LONDON (dpa-AFX) - The UK economy contracted for the second straight month in April on 'dramatic' fall in car production, data from the Office for National Statistics showed Monday.
Gross domestic product fell 0.4 percent on a monthly basis after easing 0.1 percent in March. This was the second consecutive decrease GDP was forecast to drop again by 0.1 percent.
In three months to April, GDP expanded at a slower pace of 0.3 percent after climbing 0.5 percent in the first quarter.
'GDP growth showed some weakening across the latest 3 months, with the economy shrinking in the month of April mainly due to a dramatic fall in car production, with uncertainty ahead of the UK's original EU departure date leading to planned shutdowns,' Head of GDP at ONS, Rob Kent-Smith said.
There was also widespread weakness across manufacturing in April, as the boost from the early completion of orders ahead of the UK's original EU departure date has faded, Kent-Smith added.
In April, industrial production declined for the first time this year on sharp fall in manufacturing. Production decreased 2.7 percent month-on-month, reversing a 0.7 percent rise in March and bigger than the expected 1 percent drop.
Due to weaker car production, manufacturing output contracted 3.9 percent on month, in contrast to a 0.9 percent rise in March. This was the biggest fall since June 2002 and larger than the forecast of 1.4 percent decrease.
The ONS said the most notable movement in April was the decline in production of transport equipment. Output has been weak since October 2018 and shrank 13.4 percent in April.
Car manufacturing declined 24 percent as firms planned shutdowns around the originally-intended departure date from the European Union.

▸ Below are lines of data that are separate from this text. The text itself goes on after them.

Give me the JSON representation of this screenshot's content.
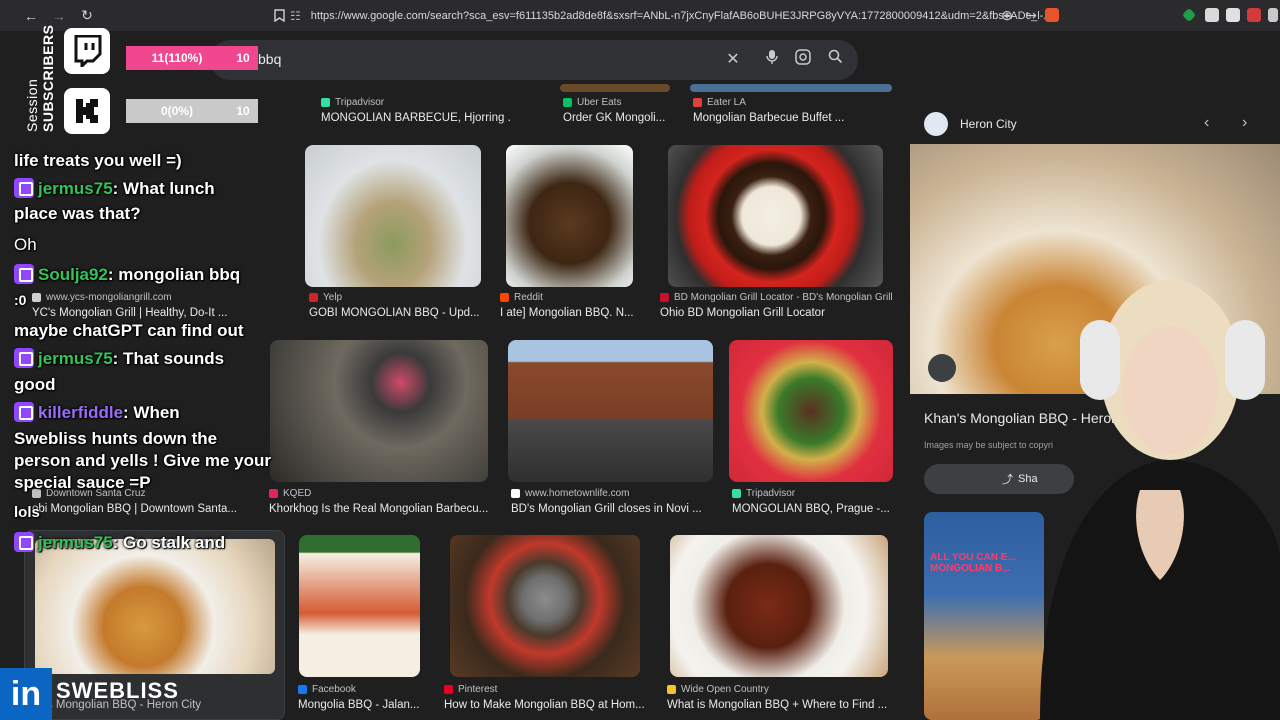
{
  "browser": {
    "url": "https://www.google.com/search?sca_esv=f611135b2ad8de8f&sxsrf=ANbL-n7jxCnyFlafAB6oBUHE3JRPG8yVYA:1772800009412&udm=2&fbs=ADc_l-..."
  },
  "search": {
    "query": "bbq"
  },
  "results": [
    {
      "source": "Tripadvisor",
      "caption": "MONGOLIAN BARBECUE, Hjorring ..."
    },
    {
      "source": "Uber Eats",
      "caption": "Order GK Mongoli..."
    },
    {
      "source": "Eater LA",
      "caption": "Mongolian Barbecue Buffet ..."
    },
    {
      "source": "Yelp",
      "caption": "GOBI MONGOLIAN BBQ - Upd..."
    },
    {
      "source": "Reddit",
      "caption": "I ate] Mongolian BBQ. N..."
    },
    {
      "source": "BD Mongolian Grill Locator - BD's Mongolian Grill",
      "caption": "Ohio BD Mongolian Grill Locator"
    },
    {
      "source": "www.ycs-mongoliangrill.com",
      "caption": "YC's Mongolian Grill | Healthy, Do-It ..."
    },
    {
      "source": "Downtown Santa Cruz",
      "caption": "obi Mongolian BBQ | Downtown Santa..."
    },
    {
      "source": "KQED",
      "caption": "Khorkhog Is the Real Mongolian Barbecu..."
    },
    {
      "source": "www.hometownlife.com",
      "caption": "BD's Mongolian Grill closes in Novi ..."
    },
    {
      "source": "Tripadvisor",
      "caption": "MONGOLIAN BBQ, Prague -..."
    },
    {
      "source": "",
      "caption": "an's Mongolian BBQ - Heron City"
    },
    {
      "source": "Facebook",
      "caption": "Mongolia BBQ - Jalan..."
    },
    {
      "source": "Pinterest",
      "caption": "How to Make Mongolian BBQ at Hom..."
    },
    {
      "source": "Wide Open Country",
      "caption": "What is Mongolian BBQ + Where to Find ..."
    }
  ],
  "panel": {
    "site": "Heron City",
    "title": "Khan's Mongolian BBQ - Heron C",
    "copyright": "Images may be subject to copyri",
    "share": "Sha",
    "thumb_text": "ALL YOU CAN E... MONGOLIAN B..."
  },
  "overlay": {
    "subs_progress": "11(110%)",
    "subs_goal": "10",
    "session_progress": "0(0%)",
    "session_goal": "10",
    "label_session": "Session",
    "label_subscribers": "SUBSCRIBERS",
    "subs_fill": 1.0,
    "session_fill": 0.0,
    "linkedin": "in",
    "handle": "SWEBLISS"
  },
  "chat": [
    {
      "text": "life treats you well =)"
    },
    {
      "user": "jermus75",
      "text": ": What lunch"
    },
    {
      "text": "place was that?"
    },
    {
      "text": "Oh"
    },
    {
      "user": "Soulja92",
      "text": ": mongolian bbq"
    },
    {
      "text": ":0"
    },
    {
      "text": "maybe chatGPT can find out"
    },
    {
      "user": "jermus75",
      "text": ": That sounds"
    },
    {
      "text": "good"
    },
    {
      "user": "killerfiddle",
      "text": ": When"
    },
    {
      "text": "Swebliss hunts down the"
    },
    {
      "text": "person and yells ! Give me your"
    },
    {
      "text": "special sauce =P"
    },
    {
      "text": "lols"
    },
    {
      "user": "jermus75",
      "text": ": Go stalk and"
    }
  ],
  "colors": {
    "bg": "#1f1f1f",
    "twitch": "#9146ff",
    "subs_bar": "#f0478f",
    "linkedin": "#0a66c2",
    "chat_user": "#33c35a"
  }
}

According to Society of Motor Manufacturers and Traders, car production plunged 44.5 percent in April.
The deadline for the UK to leave the EU has been extended to October 31 from March 29, as the Theresa May government failed to secure lawmakers' approval for a Brexit deal.
James Smith, an ING economist said the weakness in April should only prove temporary. Rising concerns about a possible 'no deal' Brexit, as well as the growing likelihood of a general election in the autumn, make it more likely that the central bank remains on hold through this year, the economist added.
On a yearly basis, industrial production fell 1 percent after expanding 1.3 percent a month ago, the ONS reported. Likewise, manufacturing slid 0.8 percent following a 2.6 percent rise in previous month.
Economists had forecast industrial output to grow 0.9 percent and manufacturing to climb 2 percent.
The index of services remained flat in April after dropping 0.1 percent in March. Economists had forecast a 0.1 percent rise.
Further, data showed that construction output declined 0.4 percent on month, following a steep 1.9 percent contraction in March.
Another report from ONS showed that the visible trade deficit narrowed to a six-month low in April. The trade gap fell to GBP 12.1 billion in April from GBP 15.4 billion in March.
At the same time, the trade in services showed a surplus of GBP 9.37 billion. Consequently, total trade deficit narrowed to GBP 2.74 billion from GBP 6.15 billion a month ago.